Jeffrey Pasley

Jeffrey Lingan Pasley (born February 27, 1964) is a professor of American history at the University of Missouri, specializing in the Early Republic.

He is the oldest son of John Pasley, a former civil engineer and local public official.

Early life and education

Pasley spent most of his childhood in Topeka, Kansas, graduating from Washburn Rural High School in 1982. He graduated from Carleton College, a liberal-arts school in Northfield, Minnesota, in 1986. After graduating, he moved to Washington, D.C., where he worked on the staff of Al Gore's attempted campaign for the Democratic presidential nomination in the 1988 election, during much of 1986 and 1987. Throughout the same period, he also contributed articles for The New Republic, a liberal political commentary magazine.[1]

Academic career

Pasley completed graduate school at Harvard University in 1993 with a Ph.D. in history. He taught at Florida State University from 1993 to 1999 before beginning his current tenure at the University of Missouri later in 1999. Pasley's research focuses on American political culture between the American Revolution and the Civil War.[1]

Pasley has taught classes on the United States during the Cold War, especially in the field of popular conspiracy theories.[2][3] Pasley also studies different periods of American history through comic books.[4]

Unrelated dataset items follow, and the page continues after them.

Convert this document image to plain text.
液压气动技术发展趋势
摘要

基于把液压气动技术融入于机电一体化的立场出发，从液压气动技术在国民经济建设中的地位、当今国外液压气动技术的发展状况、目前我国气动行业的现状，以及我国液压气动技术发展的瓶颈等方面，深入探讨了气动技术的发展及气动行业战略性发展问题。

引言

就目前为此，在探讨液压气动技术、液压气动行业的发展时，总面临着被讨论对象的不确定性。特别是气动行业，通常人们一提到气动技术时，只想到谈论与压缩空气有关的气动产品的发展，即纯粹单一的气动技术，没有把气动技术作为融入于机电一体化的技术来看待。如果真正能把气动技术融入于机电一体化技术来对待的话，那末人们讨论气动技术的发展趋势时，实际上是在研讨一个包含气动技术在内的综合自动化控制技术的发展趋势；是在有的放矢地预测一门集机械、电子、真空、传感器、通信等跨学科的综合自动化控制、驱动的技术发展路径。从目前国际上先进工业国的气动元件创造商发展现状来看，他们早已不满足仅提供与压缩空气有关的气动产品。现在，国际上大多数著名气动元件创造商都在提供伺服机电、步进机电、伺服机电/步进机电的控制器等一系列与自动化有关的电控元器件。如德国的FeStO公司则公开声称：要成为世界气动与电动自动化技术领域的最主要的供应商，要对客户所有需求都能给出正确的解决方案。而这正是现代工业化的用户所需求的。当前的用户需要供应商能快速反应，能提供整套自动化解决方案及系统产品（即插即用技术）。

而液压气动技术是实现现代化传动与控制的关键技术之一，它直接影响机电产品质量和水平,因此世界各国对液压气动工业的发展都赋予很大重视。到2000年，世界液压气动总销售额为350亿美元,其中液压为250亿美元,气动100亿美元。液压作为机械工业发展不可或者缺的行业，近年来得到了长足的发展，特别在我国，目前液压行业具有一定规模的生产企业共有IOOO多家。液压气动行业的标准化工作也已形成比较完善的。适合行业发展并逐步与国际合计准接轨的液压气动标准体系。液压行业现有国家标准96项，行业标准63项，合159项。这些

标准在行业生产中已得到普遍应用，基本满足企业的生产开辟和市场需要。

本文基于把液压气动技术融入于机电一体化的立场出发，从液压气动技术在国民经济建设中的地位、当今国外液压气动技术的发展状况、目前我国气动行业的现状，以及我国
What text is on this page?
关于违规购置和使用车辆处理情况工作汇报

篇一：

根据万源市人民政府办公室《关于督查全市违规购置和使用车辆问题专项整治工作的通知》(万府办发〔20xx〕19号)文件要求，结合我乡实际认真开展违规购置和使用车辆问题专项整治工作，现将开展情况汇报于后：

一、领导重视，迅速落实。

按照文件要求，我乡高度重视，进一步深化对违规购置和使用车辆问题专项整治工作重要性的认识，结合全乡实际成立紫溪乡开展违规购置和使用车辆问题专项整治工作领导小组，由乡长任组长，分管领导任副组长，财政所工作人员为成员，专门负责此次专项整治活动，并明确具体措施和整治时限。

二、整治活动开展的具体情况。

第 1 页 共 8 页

His 2001 book The Tyranny of Printers showed that many early professional politicians in the U.S. were newspaper printers and editors.[5] According to Pasley, "the newspaper press was the political system's central institution, not simply a forum or atmosphere in which politics took place. Instead, newspapers and their editors were purposeful actors in the political process, linking parties, voters, and the government together, and pursuing specific political goals."[6] A later work, The First Presidential Contest (2013) was described as "the 1796 election as a rough draft of the democratic presidential campaigns that came later rather than as the personal squabble depicted by other historians."[7]

Bibliography

  • "The Tyranny of Printers": Newspaper Politics in the Early American Republic (University of Virginia Press, 2001, ISBN 9780813921778)
  • Beyond the Founders: New Approaches to the Political History of the Early American Republic, co-authored with David Waldstreicher and Andrew Robertson (University of North Carolina Press, 2004, ISBN 9780807855584)
  • The First Presidential Contest: The Election of 1796 and the Founding of American Democracy (University of Kansas Press, 2013, ISBN 9780700619078)

References

  1. ^ a b "University of Missouri Department of History - Jeffrey L. Pasley". history.missouri.edu. University of Missouri Department of History. Archived from the original on September 22, 2015. Retrieved July 30, 2015.
  2. ^ "Conspiracy Theories and Conspiracies in U.S. History and Culture". www.pasleybrothers.com. September 29, 2009. Retrieved February 11, 2026. Information for University of Missouri students enrolled in History 2420, and the History of Conspiracy capstone seminar.
  3. ^ Edwins, Laura (January 16, 2013). "Sandy Hook 'truthers' harass Newtown man, conspiracy theories go viral". Christian Science Monitor. ISSN 0882-7729. Archived from the original on January 17, 2013. Retrieved February 11, 2026. ...says Jeffrey L. Pasley, an associate professor of history at the University of Missouri in Columbia, where he teaches a class on conspiracy theories.
  4. ^ Hilleren, Mary (May 7, 2015). "Marvel superheroes through the ages". Vox Magazine. Archived from the original on July 28, 2024. Retrieved February 11, 2026.
  5. ^ Kramer, Larry D. (January 2002). "Making Politics Work: New Insights into the Political Culture of the Early Republic". H-net Online. H-Law, January 2002.
  6. ^ Pasley, Jeffrey L. (November 29, 2002). The Tyranny of Printers: Newspaper Politics in the Early American Republic. University of Virginia Press. p. 3. ISBN 978-0-8139-2189-1.
  7. ^ Estes, Todd (June 2014). "Book reviews". Journal of American History. 101 (1)., quoted in "The First Presidential Contest: 1796 and the Founding of American Democracy". University Press of Kansas. Archived from the original on October 5, 2015. Retrieved August 3, 2015.